Women embody the Goddess as Creatrix. Physically, we embody the power of the Goddess in Her capacity to create, sustain, and protect life. Our wombs are the living metaphor of Her creative potential and thus are the very source of our creative power. Even if a woman has had a hysterectomy, the power of her womb will continue to carry within her the energetic potential of its creativity. Inspired by the ancient mythic cosmology of the Goddess, wherein She draws Herself out of Herself in the original act of creation, many women embrace the metaphor of spiritually giving birth to themselves and each other. Within Dianic Wiccan rites, the focus is on each woman's own experience, opinions, ideas, and feelings, and not those of her spouse, lover, family, or friends. Within Dianic circles, women have the opportunity to discover their true selves, apart from the constraints of males and patriarchal culture.

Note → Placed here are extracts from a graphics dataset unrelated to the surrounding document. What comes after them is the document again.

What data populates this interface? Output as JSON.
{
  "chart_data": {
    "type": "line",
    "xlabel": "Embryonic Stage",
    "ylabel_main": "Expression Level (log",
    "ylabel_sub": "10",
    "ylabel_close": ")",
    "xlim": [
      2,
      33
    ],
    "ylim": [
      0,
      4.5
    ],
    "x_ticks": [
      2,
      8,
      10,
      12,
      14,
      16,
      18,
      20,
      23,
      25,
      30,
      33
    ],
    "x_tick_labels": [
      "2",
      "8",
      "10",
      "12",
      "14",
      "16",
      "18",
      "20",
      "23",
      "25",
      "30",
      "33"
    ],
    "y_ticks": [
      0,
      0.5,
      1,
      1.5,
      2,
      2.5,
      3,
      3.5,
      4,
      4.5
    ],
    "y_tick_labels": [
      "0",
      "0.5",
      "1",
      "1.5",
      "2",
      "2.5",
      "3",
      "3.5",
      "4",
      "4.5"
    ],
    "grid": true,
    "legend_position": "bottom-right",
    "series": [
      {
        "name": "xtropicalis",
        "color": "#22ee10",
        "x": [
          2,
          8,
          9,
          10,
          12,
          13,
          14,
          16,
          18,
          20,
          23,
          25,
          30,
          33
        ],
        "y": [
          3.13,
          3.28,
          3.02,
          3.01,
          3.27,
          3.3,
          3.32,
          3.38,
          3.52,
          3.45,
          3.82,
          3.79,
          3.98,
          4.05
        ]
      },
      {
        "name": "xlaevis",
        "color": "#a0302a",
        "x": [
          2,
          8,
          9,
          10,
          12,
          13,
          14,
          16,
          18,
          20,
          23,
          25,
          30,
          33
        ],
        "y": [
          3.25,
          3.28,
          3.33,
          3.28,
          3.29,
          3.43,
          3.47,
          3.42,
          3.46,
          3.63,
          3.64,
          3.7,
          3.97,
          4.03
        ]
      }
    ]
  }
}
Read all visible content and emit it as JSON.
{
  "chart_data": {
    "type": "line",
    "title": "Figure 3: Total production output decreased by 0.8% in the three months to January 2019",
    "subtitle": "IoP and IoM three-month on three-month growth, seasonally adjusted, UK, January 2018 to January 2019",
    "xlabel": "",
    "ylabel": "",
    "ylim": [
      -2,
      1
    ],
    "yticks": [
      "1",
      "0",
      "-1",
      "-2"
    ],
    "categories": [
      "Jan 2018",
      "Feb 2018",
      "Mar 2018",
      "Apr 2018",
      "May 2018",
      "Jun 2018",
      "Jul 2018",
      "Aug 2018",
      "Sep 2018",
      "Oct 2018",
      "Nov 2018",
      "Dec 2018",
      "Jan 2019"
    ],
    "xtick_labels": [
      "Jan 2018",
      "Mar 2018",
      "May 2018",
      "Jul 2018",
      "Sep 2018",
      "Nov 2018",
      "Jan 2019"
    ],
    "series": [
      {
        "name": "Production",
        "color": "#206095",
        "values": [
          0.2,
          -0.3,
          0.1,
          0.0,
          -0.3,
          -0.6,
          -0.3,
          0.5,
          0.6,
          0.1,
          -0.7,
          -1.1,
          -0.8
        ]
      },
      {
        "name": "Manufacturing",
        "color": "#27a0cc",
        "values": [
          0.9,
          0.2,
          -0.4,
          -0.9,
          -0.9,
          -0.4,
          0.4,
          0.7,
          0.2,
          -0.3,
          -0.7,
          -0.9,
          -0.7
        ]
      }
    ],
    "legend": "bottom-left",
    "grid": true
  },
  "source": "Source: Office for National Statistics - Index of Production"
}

* adapted from Women's Rites, Women's Mysteries by Ruth Barrett
Why is Temple of Diana and its Groves for females only?
OUR DEFINITION OF WOMANHOOD*
Women's Mysteries are at the center of Dianic practice. By "Mysteries" we mean the lived experiences of the female body from birth, girlhood, into womanhood, and elderhood. These Mysteries include our uterine blood mysteries (menstruation, birthing, menopause), female sexuality and spirituality, and all the ways that our female bodies inform our diverse life experiences. Part of our work as a feminist spiritual tradition is to keep conscious of, and heal from the insidious ways that patriarchal culture affects our lives through institutional sexism and misogyny. This includes our self-perception as a lived experience through the paradigm of the dominant culture, religion, and cultural inheritance. The commonality girls and women share based on our biological sex transcends other differences in race, ability, ethnicity, and class. For us, the exploration and celebration of Women's Mysteries is an embodied experience that defies words, and can only be experienced by female individuals. Dianic tradition has centered on the embodied female mysteries for almost 50 years. We affirm our ability to be whole-unto-ourselves and as free as the goddess Artemis. We affirm our sovereign right to gather as female individuals within our female-only circles to celebrate our rites.
We support male individuals in honoring their unique Mysteries of the male body from birth, boyhood, into manhood, and elderhood.
We encourage trans identified individuals to create their own rites of passage that address their significant life cycle events from birth into elderhood.